Contenders to be next U.K. leader divided over no deal Brexit
The race for the next U.K. leader hinges on one question: Should the U.K. leave the EU as scheduled on Oct. 31?
LONDON – The race to succeed Prime Minister Theresa May is becoming a battle over whether Britain should leave the European Union without a divorce agreement – or whether that would cause economic and political mayhem.
May’s Conservatives are reeling after the upstart Brexit Party won Britain’s election for European Parliament seats. The Conservatives came a humiliating fifth.
That led some Conservatives, including leadership contenders Boris Johnson and Dominic Raab, to argue that the U.K. must leave the EU as scheduled on Oct. 31, even if it hasn’t approved a withdrawal deal.
Others say crashing out of the bloc would be reckless.
Foreign Secretary Jeremy Hunt said Tuesday that trying to leave without a deal would lead Parliament to trigger a national election that would see the Conservative Party “annihilated” because of its failure to make good on its promise to oversee an orderly Brexit.
“That would be political suicide, not just for me but for all of us in the Conservative Party,” he said.

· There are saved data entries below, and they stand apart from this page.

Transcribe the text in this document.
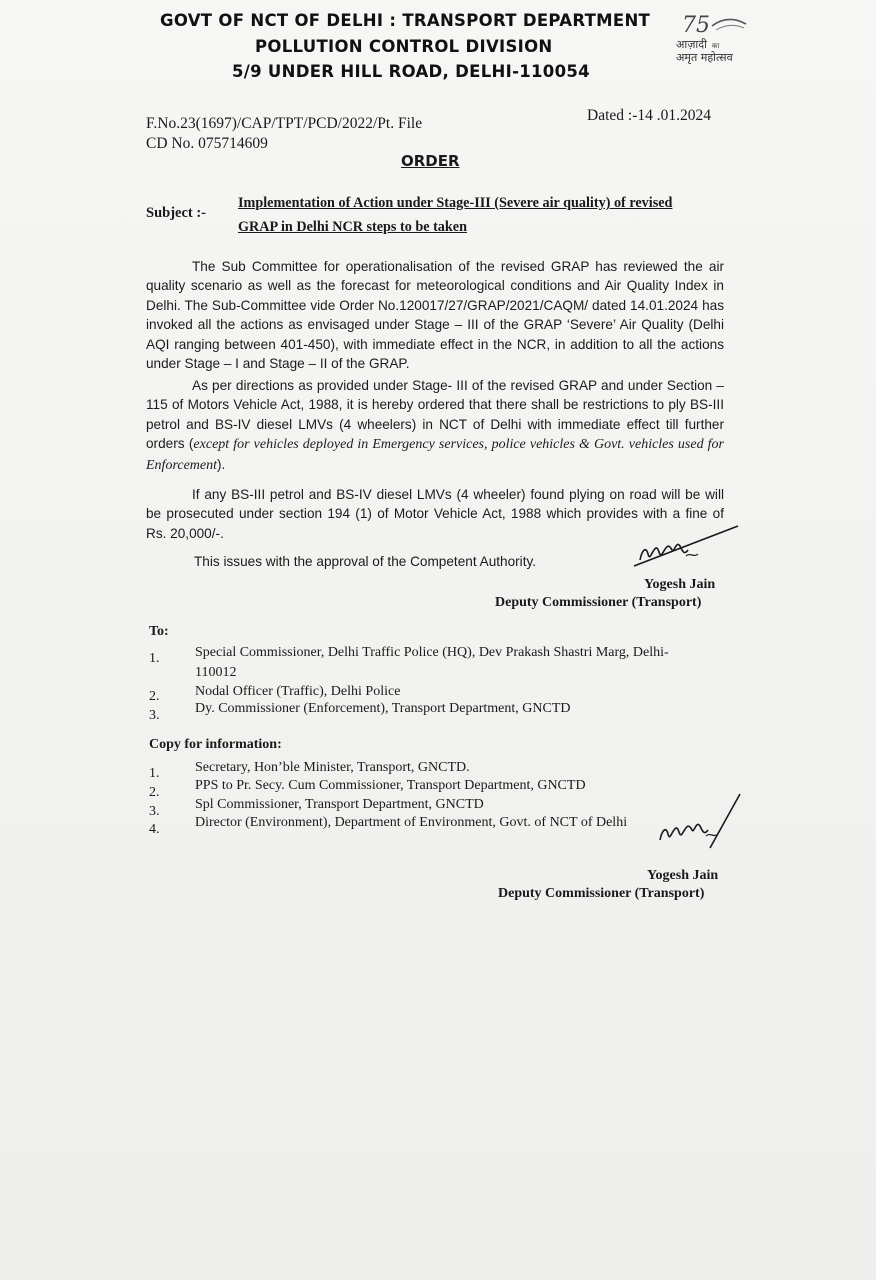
GOVT OF NCT OF DELHI : TRANSPORT DEPARTMENT
POLLUTION CONTROL DIVISION
5/9 UNDER HILL ROAD, DELHI-110054
75
आज़ादी का
अमृत महोत्सव
F.No.23(1697)/CAP/TPT/PCD/2022/Pt. File
CD No. 075714609
Dated :-14 .01.2024
ORDER
Subject :-
Implementation of Action under Stage-III (Severe air quality) of revised
GRAP in Delhi NCR steps to be taken
The Sub Committee for operationalisation of the revised GRAP has reviewed the air quality scenario as well as the forecast for meteorological conditions and Air Quality Index in Delhi. The Sub-Committee vide Order No.120017/27/GRAP/2021/CAQM/ dated 14.01.2024 has invoked all the actions as envisaged under Stage – III of the GRAP ‘Severe’ Air Quality (Delhi AQI ranging between 401-450), with immediate effect in the NCR, in addition to all the actions under Stage – I and Stage – II of the GRAP.
As per directions as provided under Stage- III of the revised GRAP and under Section – 115 of Motors Vehicle Act, 1988, it is hereby ordered that there shall be restrictions to ply BS-III petrol and BS-IV diesel LMVs (4 wheelers) in NCT of Delhi with immediate effect till further orders (except for vehicles deployed in Emergency services, police vehicles & Govt. vehicles used for Enforcement).
If any BS-III petrol and BS-IV diesel LMVs (4 wheeler) found plying on road will be will be prosecuted under section 194 (1) of Motor Vehicle Act, 1988 which provides with a fine of Rs. 20,000/-.
This issues with the approval of the Competent Authority.
Yogesh Jain
Deputy Commissioner (Transport)
To:
1.	Special Commissioner, Delhi Traffic Police (HQ), Dev Prakash Shastri Marg, Delhi-
110012
2.	Nodal Officer (Traffic), Delhi Police
3.	Dy. Commissioner (Enforcement), Transport Department, GNCTD
Copy for information:
1.	Secretary, Hon’ble Minister, Transport, GNCTD.
2.	PPS to Pr. Secy. Cum Commissioner, Transport Department, GNCTD
3.	Spl Commissioner, Transport Department, GNCTD
4.	Director (Environment), Department of Environment, Govt. of NCT of Delhi
Yogesh Jain
Deputy Commissioner (Transport)
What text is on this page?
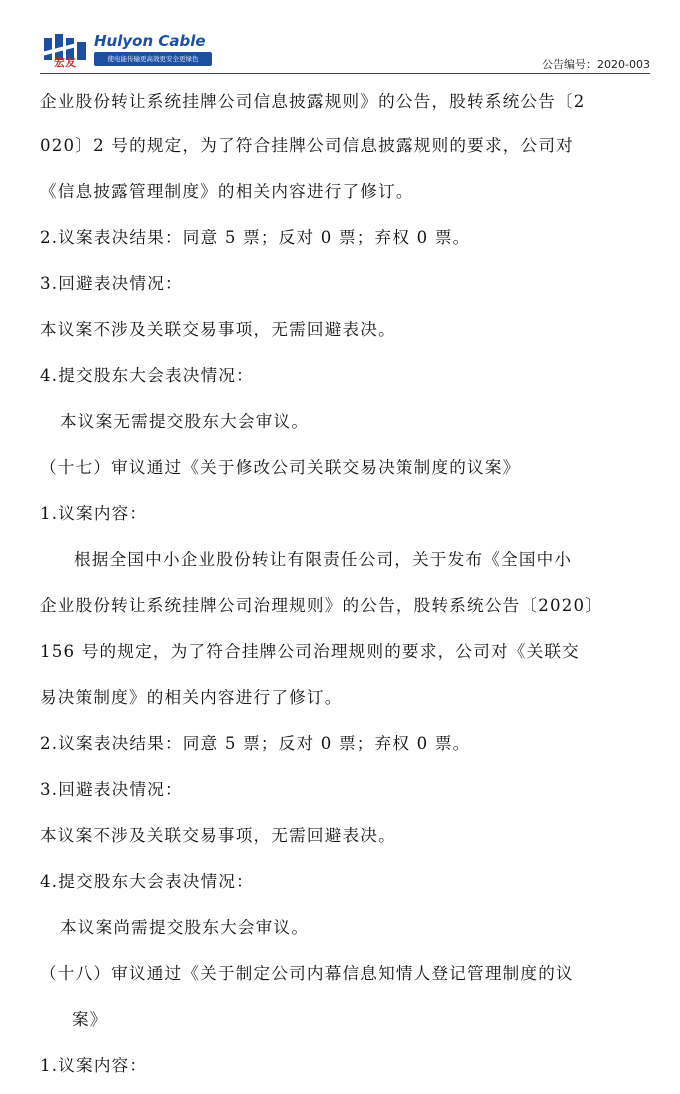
Hulyon Cable
宏友	使电能传输更高效更安全更绿色	公告编号：2020-003
企业股份转让系统挂牌公司信息披露规则》的公告，股转系统公告〔2
020〕2 号的规定，为了符合挂牌公司信息披露规则的要求，公司对
《信息披露管理制度》的相关内容进行了修订。
2.议案表决结果：同意 5 票；反对 0 票；弃权 0 票。
3.回避表决情况：
本议案不涉及关联交易事项，无需回避表决。
4.提交股东大会表决情况：
本议案无需提交股东大会审议。
（十七）审议通过《关于修改公司关联交易决策制度的议案》
1.议案内容：
根据全国中小企业股份转让有限责任公司，关于发布《全国中小
企业股份转让系统挂牌公司治理规则》的公告，股转系统公告〔2020〕
156 号的规定，为了符合挂牌公司治理规则的要求，公司对《关联交
易决策制度》的相关内容进行了修订。
2.议案表决结果：同意 5 票；反对 0 票；弃权 0 票。
3.回避表决情况：
本议案不涉及关联交易事项，无需回避表决。
4.提交股东大会表决情况：
本议案尚需提交股东大会审议。
（十八）审议通过《关于制定公司内幕信息知情人登记管理制度的议
案》
1.议案内容：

But other contenders say the success of the Brexit Party led by veteran euroskeptic Nigel Farage shows that Britain must leave the EU at any cost.
“Political suicide actually lies in not having a clean break from the EU and not leaving on the 31st October,” said Conservative legislator Esther McVey, who is also running for the top job.
Britain’s Parliament has voted not to leave the EU without a deal, but also three times rejected May’s agreement with the bloc.
May finally admitted defeat last week and announced she will step down as Conservative leader on June 7.
Ten Conservative lawmakers have entered a party contest to replace her. The winner will become Britain’s next prime minister without the need for a national election.